What I want to do is to place words on a page. I want to use words to share what I’m thinking, to work out what I’m thinking, to gather around a hearth with ink and pen. THAT feels right under my skin. It has been really hard to get to here, to get to the point where I feel brave enough to say – this is what I want to be seen for. This is what I feel born to do, this is what I love.
Writer Ursula Le Guin, quoted in Julia Phillips’ incredible group biography of creative mothers The Baby on the Fire Escape, really says it so well:
What you need is the conviction that what you are doing is of real importance and really worth doing, and you have to do it; and that conviction creates the sacred space around you.

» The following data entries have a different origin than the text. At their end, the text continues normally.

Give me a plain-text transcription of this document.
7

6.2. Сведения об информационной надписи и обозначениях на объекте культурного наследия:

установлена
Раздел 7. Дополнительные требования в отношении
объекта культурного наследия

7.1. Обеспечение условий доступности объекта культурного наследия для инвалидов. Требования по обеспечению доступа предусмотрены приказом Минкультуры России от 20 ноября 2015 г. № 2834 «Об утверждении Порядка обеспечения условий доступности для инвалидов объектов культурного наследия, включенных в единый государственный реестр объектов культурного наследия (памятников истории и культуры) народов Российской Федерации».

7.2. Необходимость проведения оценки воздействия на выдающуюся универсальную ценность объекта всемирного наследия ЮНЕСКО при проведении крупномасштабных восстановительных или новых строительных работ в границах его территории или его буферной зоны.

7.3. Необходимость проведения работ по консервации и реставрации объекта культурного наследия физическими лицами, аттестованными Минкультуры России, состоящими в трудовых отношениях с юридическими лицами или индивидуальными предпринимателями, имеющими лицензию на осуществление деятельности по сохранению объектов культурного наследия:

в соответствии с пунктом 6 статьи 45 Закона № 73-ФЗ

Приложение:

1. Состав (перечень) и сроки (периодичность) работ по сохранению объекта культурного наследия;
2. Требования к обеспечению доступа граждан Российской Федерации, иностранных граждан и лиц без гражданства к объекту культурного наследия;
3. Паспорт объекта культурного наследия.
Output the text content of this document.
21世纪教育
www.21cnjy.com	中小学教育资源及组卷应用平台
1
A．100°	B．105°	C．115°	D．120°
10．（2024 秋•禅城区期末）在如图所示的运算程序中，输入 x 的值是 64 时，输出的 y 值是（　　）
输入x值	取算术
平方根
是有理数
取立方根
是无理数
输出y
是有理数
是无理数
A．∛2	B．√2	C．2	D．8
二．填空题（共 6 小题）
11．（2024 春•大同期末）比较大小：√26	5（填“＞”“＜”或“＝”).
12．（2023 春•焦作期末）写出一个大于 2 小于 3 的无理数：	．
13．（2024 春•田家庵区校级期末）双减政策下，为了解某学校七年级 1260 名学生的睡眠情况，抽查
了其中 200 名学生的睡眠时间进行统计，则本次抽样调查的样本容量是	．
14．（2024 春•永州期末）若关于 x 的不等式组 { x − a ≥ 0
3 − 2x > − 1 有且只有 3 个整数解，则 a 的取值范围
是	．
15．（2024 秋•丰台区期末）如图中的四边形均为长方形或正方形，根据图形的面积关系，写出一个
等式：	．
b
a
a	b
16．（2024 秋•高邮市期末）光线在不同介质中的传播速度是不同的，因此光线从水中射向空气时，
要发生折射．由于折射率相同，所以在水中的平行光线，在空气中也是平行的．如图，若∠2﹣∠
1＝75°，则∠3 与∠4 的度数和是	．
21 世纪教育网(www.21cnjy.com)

And this is what I drove home from Ross’s heart-breaking farewell feeling deeply. How important and powerful it is to really feel into what it is you are here to do. And to then step into that with trust, and with a sense of adventure and joy. I think a lot about the last track Ross walked from where he parked his bike at Fort Tilden down to water’s edge.
I think about the traces of him that hung in the air, that stuck to the seaweed and sand.
I think about the marks he left, the threads he wove, the path he left behind.
I think about how all of us, each of us, across the planet are leaving these traces for others to walk through, weave with, be fed by.
I drove home with a fierce sense of how important it is to find and do and trust in what you feel born to do. There is healing in that for everyone, there is healing in that for more than just you.
This is such a beautiful tribute to your friend, Ross, and contains so much relatable truth. I recently closed my small business, which I loved, but somehow still didn't feel 'right' for me and have started showing up here on substack, loving the spaciousness and potential of it all. Thank you for your beautiful medicine x
Your words resonate so deeply, Layla. I, too, have spent many years wearing skins (like a selkie) that didn't fit, until I realised that writing is what I'm meant to do. Thank you for the gift of your healing words. And deep condolences on the loss of your friend Ross.